Happy reading
.
.
.
.
Setelah mandi, Venia berbaring di tempat tidur. Tiba-tiba, dia merasakan hawa dingin melewati dadanya; ternyata, Vaden telah melepas jubahnya tanpa dia sadari. Tangannya yang hangat membasahi tubuhnya sebelum menariknya ke pelukannya.
Venia memandang Vaden. Matanya tampak agak kabur dan agak gelisah. Tentu saja, itu juga berisi jejak antisipasi.
"Karena kamu harus pergi begitu lama, bukankah kamu harus menebusnya terlebih dahulu?"
Pada kenyataannya, Vaden tidak perlu bertanya padanya; Keinginan Venia untuknya juga sama kuatnya. Ketika dua orang benar-benar saling mencintai, bahkan pandangan sekilas saja sudah cukup untuk membangkitkan gelombang emosi.
Dalam sekejap, dua jubah berserakan di tempat tidur putih bersih. Di antara kegelapan, tubuh yang tertekan dengan kuat, keringat yang bercampur dan jari-jari yang saling terkait, membuat pertukaran cinta ini tampak lebih intens dan penuh gairah; membuat wajah seseorang memerah dan berdebar kencang.
Pasangan itu tidak suka berbicara, jadi Venia lebih terbiasa dengan erangan lembut. Terutama ketika dia mencapai nya, dia akan menggigit pundaknya secara tak terkendali, membuat Vaden mencintainya dari kepala hingga kaki lagi. Dia ingin seperti ini bersamanya hingga akhir zaman. . .

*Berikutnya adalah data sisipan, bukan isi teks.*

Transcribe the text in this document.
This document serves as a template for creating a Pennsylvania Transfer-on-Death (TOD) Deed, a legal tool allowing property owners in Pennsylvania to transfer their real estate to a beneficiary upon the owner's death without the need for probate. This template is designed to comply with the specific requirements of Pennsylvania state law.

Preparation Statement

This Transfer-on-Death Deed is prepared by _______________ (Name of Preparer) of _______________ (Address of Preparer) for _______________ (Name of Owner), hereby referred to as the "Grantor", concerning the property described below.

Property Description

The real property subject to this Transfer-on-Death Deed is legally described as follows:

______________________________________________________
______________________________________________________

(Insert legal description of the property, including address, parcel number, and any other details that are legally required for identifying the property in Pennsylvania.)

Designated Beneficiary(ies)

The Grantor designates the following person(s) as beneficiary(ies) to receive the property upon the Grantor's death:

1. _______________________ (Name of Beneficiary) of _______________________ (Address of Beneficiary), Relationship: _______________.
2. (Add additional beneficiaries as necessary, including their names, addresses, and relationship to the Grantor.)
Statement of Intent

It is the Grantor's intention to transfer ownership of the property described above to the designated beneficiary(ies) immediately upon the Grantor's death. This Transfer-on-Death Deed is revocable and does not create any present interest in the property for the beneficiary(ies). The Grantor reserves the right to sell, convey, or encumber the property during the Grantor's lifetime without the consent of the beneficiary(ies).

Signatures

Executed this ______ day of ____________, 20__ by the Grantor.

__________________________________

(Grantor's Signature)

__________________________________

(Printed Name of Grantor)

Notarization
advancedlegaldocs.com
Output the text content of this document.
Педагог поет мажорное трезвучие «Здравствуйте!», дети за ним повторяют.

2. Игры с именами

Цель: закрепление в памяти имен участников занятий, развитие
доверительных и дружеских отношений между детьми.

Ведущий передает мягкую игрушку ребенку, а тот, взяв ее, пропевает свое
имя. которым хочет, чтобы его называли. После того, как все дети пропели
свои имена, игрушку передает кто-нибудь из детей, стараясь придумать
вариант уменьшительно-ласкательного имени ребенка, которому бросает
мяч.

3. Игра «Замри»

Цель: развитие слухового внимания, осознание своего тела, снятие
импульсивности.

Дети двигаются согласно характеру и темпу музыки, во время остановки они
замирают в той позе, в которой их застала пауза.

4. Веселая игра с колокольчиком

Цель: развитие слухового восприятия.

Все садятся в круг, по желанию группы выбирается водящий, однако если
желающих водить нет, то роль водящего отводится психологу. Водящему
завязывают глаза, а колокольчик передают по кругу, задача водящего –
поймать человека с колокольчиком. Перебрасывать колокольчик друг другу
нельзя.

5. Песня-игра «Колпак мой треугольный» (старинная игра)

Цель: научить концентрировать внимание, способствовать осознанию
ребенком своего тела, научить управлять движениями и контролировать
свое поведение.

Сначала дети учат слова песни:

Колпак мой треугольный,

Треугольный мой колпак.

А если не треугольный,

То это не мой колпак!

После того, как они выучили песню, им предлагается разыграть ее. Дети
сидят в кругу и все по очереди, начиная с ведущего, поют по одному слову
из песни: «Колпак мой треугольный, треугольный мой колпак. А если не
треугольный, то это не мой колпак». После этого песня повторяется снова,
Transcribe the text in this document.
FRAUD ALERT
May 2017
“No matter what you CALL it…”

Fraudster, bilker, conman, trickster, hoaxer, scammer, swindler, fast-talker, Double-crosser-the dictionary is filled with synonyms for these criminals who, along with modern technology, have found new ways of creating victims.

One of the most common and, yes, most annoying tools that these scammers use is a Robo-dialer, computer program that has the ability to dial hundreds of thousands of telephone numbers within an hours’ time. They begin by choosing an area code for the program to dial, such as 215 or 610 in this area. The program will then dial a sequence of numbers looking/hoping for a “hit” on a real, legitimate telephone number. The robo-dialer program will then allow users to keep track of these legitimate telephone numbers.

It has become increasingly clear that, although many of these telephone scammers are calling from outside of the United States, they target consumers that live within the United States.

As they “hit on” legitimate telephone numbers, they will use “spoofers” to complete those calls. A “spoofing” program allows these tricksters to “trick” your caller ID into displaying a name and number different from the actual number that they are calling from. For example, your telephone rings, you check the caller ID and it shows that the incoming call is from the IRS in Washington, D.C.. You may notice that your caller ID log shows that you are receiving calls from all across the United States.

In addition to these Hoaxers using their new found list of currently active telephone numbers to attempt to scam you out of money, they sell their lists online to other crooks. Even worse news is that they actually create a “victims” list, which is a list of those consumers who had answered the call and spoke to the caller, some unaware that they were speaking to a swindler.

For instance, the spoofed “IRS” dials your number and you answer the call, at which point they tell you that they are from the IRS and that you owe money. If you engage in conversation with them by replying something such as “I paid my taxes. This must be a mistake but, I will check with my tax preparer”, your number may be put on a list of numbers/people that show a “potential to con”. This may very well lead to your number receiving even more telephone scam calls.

Adapun Venia, hal yang paling menggerakkannya adalah bahwa tidak peduli apa yang diinginkan Vaden, tidak peduli seberapa rentan mereka berdua, dia masih akan menarik tubuh berkeringat ke pelukannya. . .
Vaden memeluknya dengan erat. . .
Dia tidak perlu mengungkapkan apa pun, juga tidak perlu memberikan kata-kata yang menghibur. Hanya pelukan erat yang sederhana lebih baik daripada kata-kata yang bisa diucapkannya.
Sesaat kemudian, Venia masih dalam pelukannya, dia tiba-tiba duduk. Saat dia hendak turun dari tempat tidur, dia merasa Venia menariknya kembali. Vaden memandangnya dengan rasa ingin tahu.
Venia seperti gadis kecil nakal saat dia menempel di dadanya.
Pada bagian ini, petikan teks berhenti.